US scientists study potential of pumped storage hydropower in Alaska

Scientists at the US Department of Energy’s (DOE) Argonne National Laboratory have led a study to determine the potential of pumped storage hydropower as an efficient way to store large amounts of energy and improve grid resiliency throughout Alaska.

Alaska. - Image © Alexander - Adobe Stock.

Argonne partnered with the DOE’s National Renewable Energy Laboratory (NREL) for the project funded by DOE’s Water Power Technologies Office.

Scientists at both labs collaborated on mapping and geospatial analysis to identify Alaska locations feasible for pumped storage hydropower.

Unlike conventional hydroelectric power, pumped storage hydropower technology generates electricity when water is released from an upper reservoir through turbines into a lower reservoir. At night, when electricity is cheaper and abundant, the turbines are reversed to pump water back up into the elevated upper reservoir. Power is stored and released when needed.
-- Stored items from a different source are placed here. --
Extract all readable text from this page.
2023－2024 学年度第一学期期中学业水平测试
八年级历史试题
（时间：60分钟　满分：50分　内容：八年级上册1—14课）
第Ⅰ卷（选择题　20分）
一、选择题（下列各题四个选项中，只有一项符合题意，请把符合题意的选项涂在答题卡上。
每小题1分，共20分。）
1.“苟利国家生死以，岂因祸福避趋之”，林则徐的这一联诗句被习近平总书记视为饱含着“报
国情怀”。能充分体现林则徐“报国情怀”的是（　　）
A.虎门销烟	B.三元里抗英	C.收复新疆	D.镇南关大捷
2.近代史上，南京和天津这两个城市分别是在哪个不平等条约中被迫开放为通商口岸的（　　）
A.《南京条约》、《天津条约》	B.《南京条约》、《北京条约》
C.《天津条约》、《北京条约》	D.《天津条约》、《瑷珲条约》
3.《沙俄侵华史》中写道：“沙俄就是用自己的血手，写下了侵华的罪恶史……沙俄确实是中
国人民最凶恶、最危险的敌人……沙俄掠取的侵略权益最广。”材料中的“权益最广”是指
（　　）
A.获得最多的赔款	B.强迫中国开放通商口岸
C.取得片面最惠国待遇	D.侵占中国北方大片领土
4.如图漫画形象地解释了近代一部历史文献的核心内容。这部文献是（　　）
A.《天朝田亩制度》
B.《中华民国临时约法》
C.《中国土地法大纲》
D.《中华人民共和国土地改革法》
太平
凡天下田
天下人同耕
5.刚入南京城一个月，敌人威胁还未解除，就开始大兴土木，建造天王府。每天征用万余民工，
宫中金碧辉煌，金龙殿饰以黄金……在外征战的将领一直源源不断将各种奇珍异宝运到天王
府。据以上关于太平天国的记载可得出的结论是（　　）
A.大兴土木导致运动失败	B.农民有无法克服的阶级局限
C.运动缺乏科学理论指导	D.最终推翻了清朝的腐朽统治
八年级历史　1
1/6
Alaska is not connected to large interstate energy grids like most other states. Electricity in Alaska is among the costliest in the nation. Residents in rural areas pay 3-4 times more than those living in urban areas.

Argonne researchers evaluated pumped storage hydropower potential in Alaska’s integrated Railbelt system. The transmission grid comprises five regulated public utilities that extend from the cities of Fairbanks to Anchorage and the Kenai Peninsula. Approximately 80% of the Railbelt’s electricity comes from natural gas, which emits carbon dioxide.

Argonne scientists created detailed models using A-LEAF (Argonne Low-Carbon Electricity Analysis Framework), an integrated national-scale simulation framework for power system operations and planning. The scientists studied past and present energy transmission trends. They analyzed overall growth in electricity demand expected in the next 25 years. A-LEAF also considered retiring existing generators as they reach their economic lifetime.

Pumped storage hydropower provides roughly 10 or more hours of energy storage. The study showed that lithium-ion batteries were feasible for short-term (four-hour) energy storage in the Railbelt system.

Along with validating the use of pumped storage hydropower as a viable technology for reducing carbon emissions, the Argonne-NREL study offers guidance on developing clean energy policies and regulations and making investment decisions.